Executives at Sunshine State Health Plan Inc. of Tampa, Florida’s largest Medicaid payment vendor, said the payment glitches stemmed from the company’s merger on Oct. 1 with the second-largest payment vendor, WellCare of Florida Inc. Combined, Sunshine and Wellcare have multi -year contracts worth $31.6 billion from the state’s Agency for Health Care Administration, according to figures from the state’s chief financial officer.
It was among the most serious technology meltdowns — affecting one of the most vulnerable populations — under the administration of Gov. Ron DeSantis since unemployment claims overwhelmed Florida’s Department of Economic Opportunity early in the pandemic.
“Nobody responded to all these cries for help,” said Lavette Gulley, owner of Serenity Companion Service Inc., which cared for Sossong’s son. She temporarily closed her company due to unpaid invoices, stranding families that relied on the services she provided. ” Some of these kids I’ve been with six, seven years, and I never had to call those parents and say, ‘Hey, I’ve got to stop service because I’m not getting paid.'”
Dan Miller of Lake Worth is a single father of a 17-year-old son with autism and an electrical contractor.
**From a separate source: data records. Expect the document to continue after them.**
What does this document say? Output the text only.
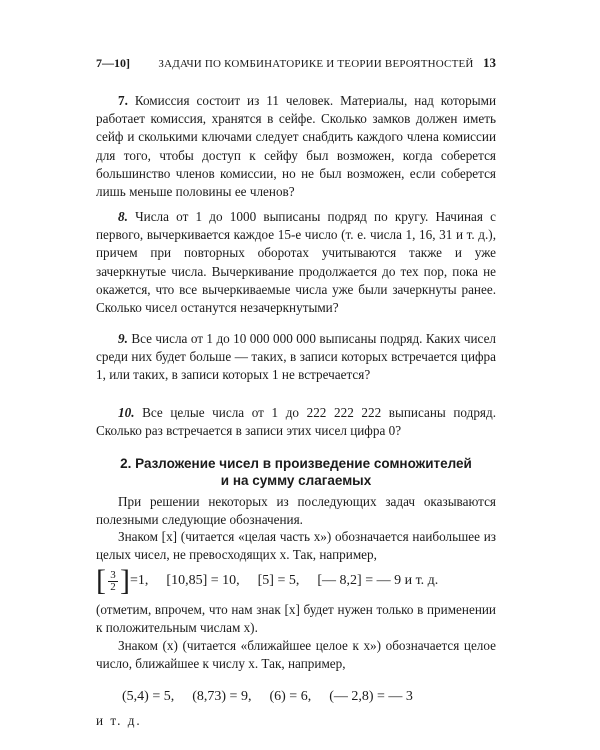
7—10]	ЗАДАЧИ ПО КОМБИНАТОРИКЕ И ТЕОРИИ ВЕРОЯТНОСТЕЙ 13
7. Комиссия состоит из 11 человек. Материалы, над которыми работает комиссия, хранятся в сейфе. Сколько замков должен иметь сейф и сколькими ключами следует снабдить каждого члена комиссии для того, чтобы доступ к сейфу был возможен, когда соберется большинство членов комиссии, но не был возможен, если соберется лишь меньше половины ее членов?
8. Числа от 1 до 1000 выписаны подряд по кругу. Начиная с первого, вычеркивается каждое 15-е число (т. е. числа 1, 16, 31 и т. д.), причем при повторных оборотах учитываются также и уже зачеркнутые числа. Вычеркивание продолжается до тех пор, пока не окажется, что все вычеркиваемые числа уже были зачеркнуты ранее. Сколько чисел останутся незачеркнутыми?
9. Все числа от 1 до 10 000 000 000 выписаны подряд. Каких чисел среди них будет больше — таких, в записи которых встречается цифра 1, или таких, в записи которых 1 не встречается?
10. Все целые числа от 1 до 222 222 222 выписаны подряд. Сколько раз встречается в записи этих чисел цифра 0?
2. Разложение чисел в произведение сомножителей
и на сумму слагаемых
При решении некоторых из последующих задач оказываются полезными следующие обозначения.
Знаком [x] (читается «целая часть x») обозначается наибольшее из целых чисел, не превосходящих x. Так, например,
[ $\frac{3}{2}$ ] =1, [10,85] = 10, [5] = 5, [— 8,2] = — 9 и т. д.
(отметим, впрочем, что нам знак [x] будет нужен только в применении к положительным числам x).
Знаком (x) (читается «ближайшее целое к x») обозначается целое число, ближайшее к числу x. Так, например,
(5,4) = 5, (8,73) = 9, (6) = 6, (— 2,8) = — 3
и т. д.
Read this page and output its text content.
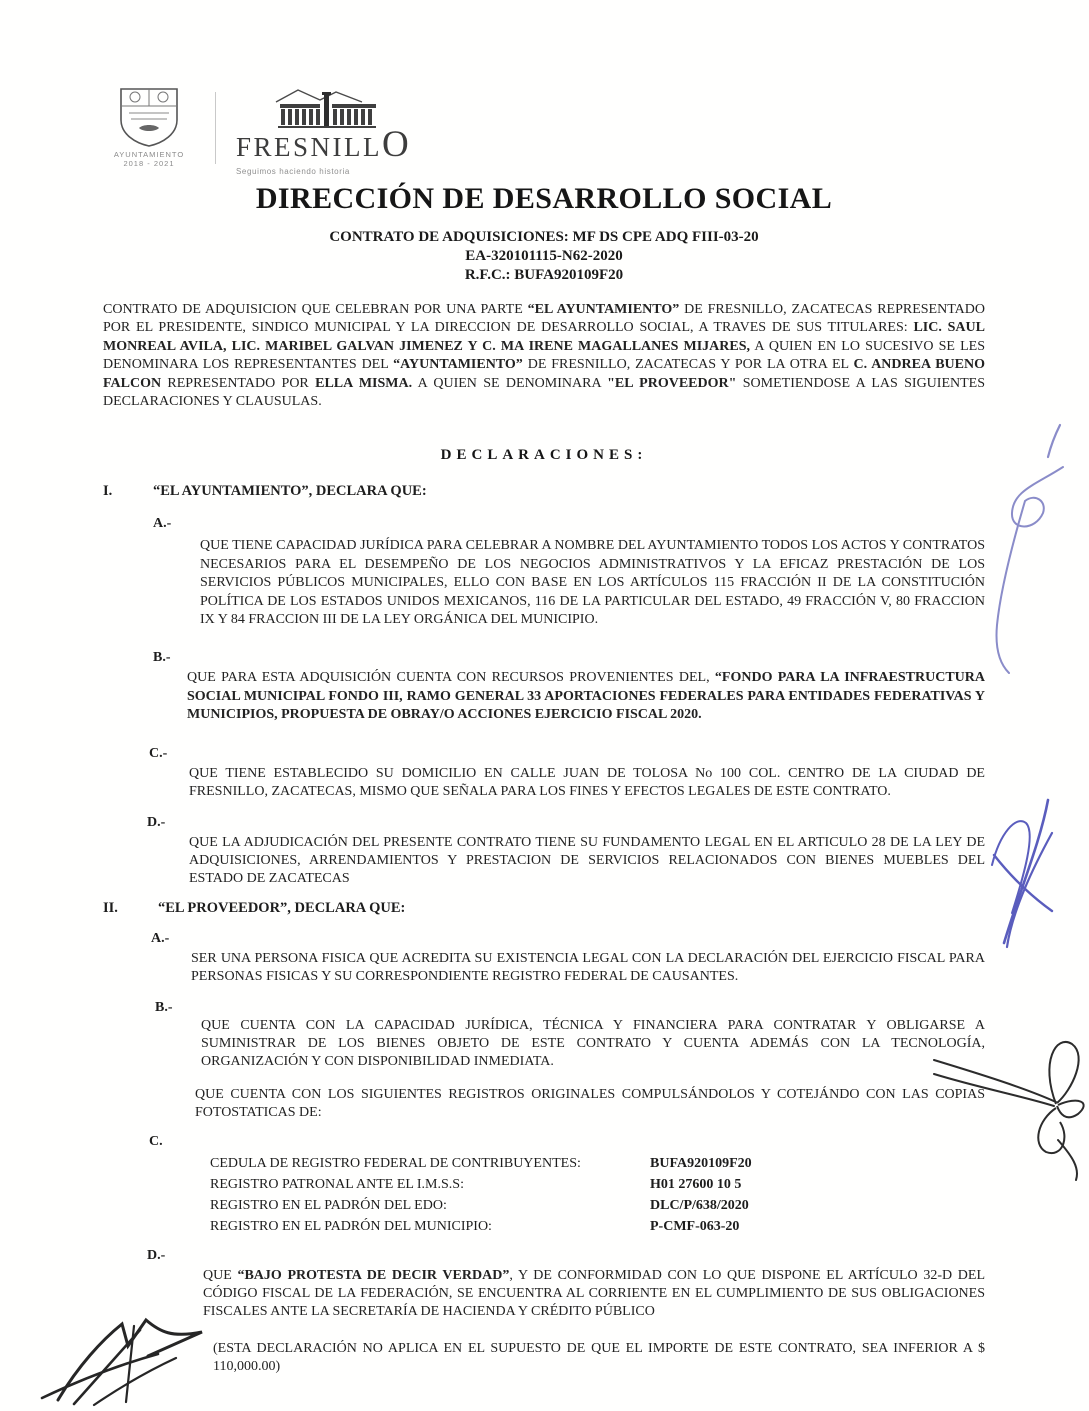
AYUNTAMIENTO
2018 - 2021
FRESNILLO
Seguimos haciendo historia
DIRECCIÓN DE DESARROLLO SOCIAL
CONTRATO DE ADQUISICIONES: MF DS CPE ADQ FIII-03-20
EA-320101115-N62-2020
R.F.C.: BUFA920109F20
CONTRATO DE ADQUISICION QUE CELEBRAN POR UNA PARTE “EL AYUNTAMIENTO” DE FRESNILLO, ZACATECAS REPRESENTADO POR EL PRESIDENTE, SINDICO MUNICIPAL Y LA DIRECCION DE DESARROLLO SOCIAL, A TRAVES DE SUS TITULARES: LIC. SAUL MONREAL AVILA, LIC. MARIBEL GALVAN JIMENEZ Y C. MA IRENE MAGALLANES MIJARES, A QUIEN EN LO SUCESIVO SE LES DENOMINARA LOS REPRESENTANTES DEL “AYUNTAMIENTO” DE FRESNILLO, ZACATECAS Y POR LA OTRA EL C. ANDREA BUENO FALCON REPRESENTADO POR ELLA MISMA. A QUIEN SE DENOMINARA "EL PROVEEDOR" SOMETIENDOSE A LAS SIGUIENTES DECLARACIONES Y CLAUSULAS.
DECLARACIONES:
I.	“EL AYUNTAMIENTO”, DECLARA QUE:
A.-
QUE TIENE CAPACIDAD JURÍDICA PARA CELEBRAR A NOMBRE DEL AYUNTAMIENTO TODOS LOS ACTOS Y CONTRATOS NECESARIOS PARA EL DESEMPEÑO DE LOS NEGOCIOS ADMINISTRATIVOS Y LA EFICAZ PRESTACIÓN DE LOS SERVICIOS PÚBLICOS MUNICIPALES, ELLO CON BASE EN LOS ARTÍCULOS 115 FRACCIÓN II DE LA CONSTITUCIÓN POLÍTICA DE LOS ESTADOS UNIDOS MEXICANOS, 116 DE LA PARTICULAR DEL ESTADO, 49 FRACCIÓN V, 80 FRACCION IX Y 84 FRACCION III DE LA LEY ORGÁNICA DEL MUNICIPIO.
B.-
QUE PARA ESTA ADQUISICIÓN CUENTA CON RECURSOS PROVENIENTES DEL, “FONDO PARA LA INFRAESTRUCTURA SOCIAL MUNICIPAL FONDO III, RAMO GENERAL 33 APORTACIONES FEDERALES PARA ENTIDADES FEDERATIVAS Y MUNICIPIOS, PROPUESTA DE OBRAY/O ACCIONES EJERCICIO FISCAL 2020.
C.-
QUE TIENE ESTABLECIDO SU DOMICILIO EN CALLE JUAN DE TOLOSA No 100 COL. CENTRO DE LA CIUDAD DE FRESNILLO, ZACATECAS, MISMO QUE SEÑALA PARA LOS FINES Y EFECTOS LEGALES DE ESTE CONTRATO.
D.-
QUE LA ADJUDICACIÓN DEL PRESENTE CONTRATO TIENE SU FUNDAMENTO LEGAL EN EL ARTICULO 28 DE LA LEY DE ADQUISICIONES, ARRENDAMIENTOS Y PRESTACION DE SERVICIOS RELACIONADOS CON BIENES MUEBLES DEL ESTADO DE ZACATECAS
II.	“EL PROVEEDOR”, DECLARA QUE:
A.-
SER UNA PERSONA FISICA QUE ACREDITA SU EXISTENCIA LEGAL CON LA DECLARACIÓN DEL EJERCICIO FISCAL PARA PERSONAS FISICAS Y SU CORRESPONDIENTE REGISTRO FEDERAL DE CAUSANTES.
B.-
QUE CUENTA CON LA CAPACIDAD JURÍDICA, TÉCNICA Y FINANCIERA PARA CONTRATAR Y OBLIGARSE A SUMINISTRAR DE LOS BIENES OBJETO DE ESTE CONTRATO Y CUENTA ADEMÁS CON LA TECNOLOGÍA, ORGANIZACIÓN Y CON DISPONIBILIDAD INMEDIATA.
QUE CUENTA CON LOS SIGUIENTES REGISTROS ORIGINALES COMPULSÁNDOLOS Y COTEJÁNDO CON LAS COPIAS FOTOSTATICAS DE:
C.
CEDULA DE REGISTRO FEDERAL DE CONTRIBUYENTES:	BUFA920109F20
REGISTRO PATRONAL ANTE EL I.M.S.S:	H01 27600 10 5
REGISTRO EN EL PADRÓN DEL EDO:	DLC/P/638/2020
REGISTRO EN EL PADRÓN DEL MUNICIPIO:	P-CMF-063-20
D.-
QUE “BAJO PROTESTA DE DECIR VERDAD”, Y DE CONFORMIDAD CON LO QUE DISPONE EL ARTÍCULO 32-D DEL CÓDIGO FISCAL DE LA FEDERACIÓN, SE ENCUENTRA AL CORRIENTE EN EL CUMPLIMIENTO DE SUS OBLIGACIONES FISCALES ANTE LA SECRETARÍA DE HACIENDA Y CRÉDITO PÚBLICO
(ESTA DECLARACIÓN NO APLICA EN EL SUPUESTO DE QUE EL IMPORTE DE ESTE CONTRATO, SEA INFERIOR A $ 110,000.00)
His son’s provider, Blessing Hands Services Inc. of nearby Palm Springs, stopped the family’s services after it went unpaid for months, forcing him to take time from work to care for his son full-time. He said he was at risk financially of losing his family’s home.
“I have jobs right now that I’m in fear of losing because I can’t get to them and can’t get them finished fast enough,” he said. “It’s very bad for me right now financially.”